Edward Bulwer-Lytton: The Last Days of Pompeii

BOOK THE THIRD
5. Chapter V (continued)

Apaecides had not yet adopted formally the Christian faith, but he was already on the brink of it. He already participated the doctrines of Olinthus--he already imagined that the lively imaginations of the heathen were the suggestions of the arch-enemy of mankind. The innocent and natural answer of Ione made him shudder. He hastened to reply vehemently, and yet so confusedly, that Ione feared for his reason more than she dreaded his violence.

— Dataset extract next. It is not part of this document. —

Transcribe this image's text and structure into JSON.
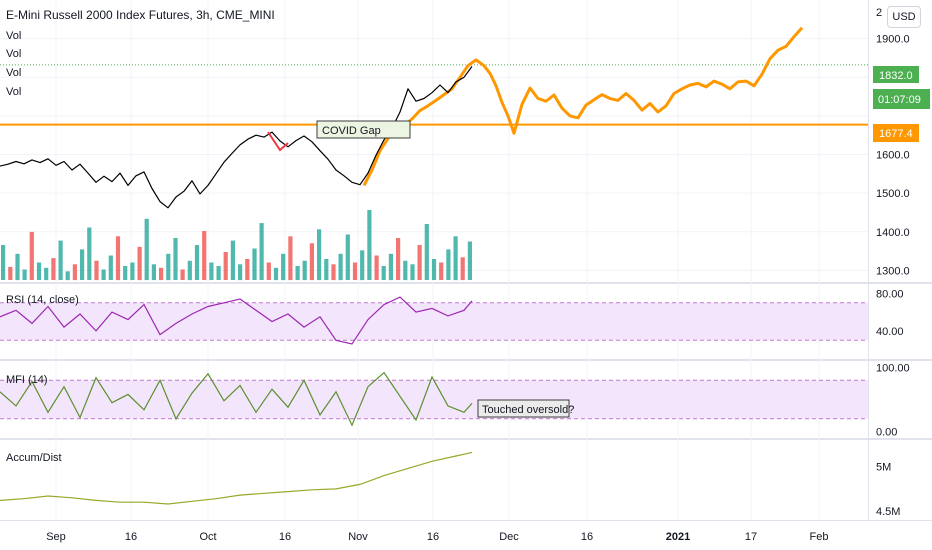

'Ah, my brother!' said she, 'these hard duties of thine have shattered thy very sense. Come to me, Apaecides, my brother, my own brother; give me thy hand, let me wipe the dew from thy brow--chide me not now, I understand thee not; think only that Ione could not offend thee!'

'Ione,' said Apaecides, drawing her towards him, and regarding her tenderly, 'can I think that this beautiful form, this kind heart, may be destined to an eternity of torment?'

'Dii meliora! the gods forbid!' said Ione, in the customary form of words by which her contemporaries thought an omen might be averted.

The words, and still more the superstition they implied, wounded the ear of Apaecides. He rose, muttering to himself, turned from the chamber, then, stopping, half way, gazed wistfully on Ione, and extended his arms.

Ione flew to them in joy; he kissed her earnestly, and then he said:

'Farewell, my sister! when we next meet, thou mayst be to me as nothing; take thou, then, this embrace--full yet of all the tender reminiscences of childhood, when faith and hope, creeds, customs, interests, objects, were the same to us. Now, the tie is to be broken!'

With these strange words he left the house.

The great and severest trial of the primitive Christians was indeed this; their conversion separated them from their dearest bonds. They could not associate with beings whose commonest actions, whose commonest forms of speech, were impregnated with idolatry. They shuddered at the blessing of love, to their ears it was uttered in a demon's name. This, their misfortune, was their strength; if it divided them from the rest of the world, it was to unite them proportionally to each other. They were men of iron who wrought forth the Word of God, and verily the bonds that bound them were of iron also!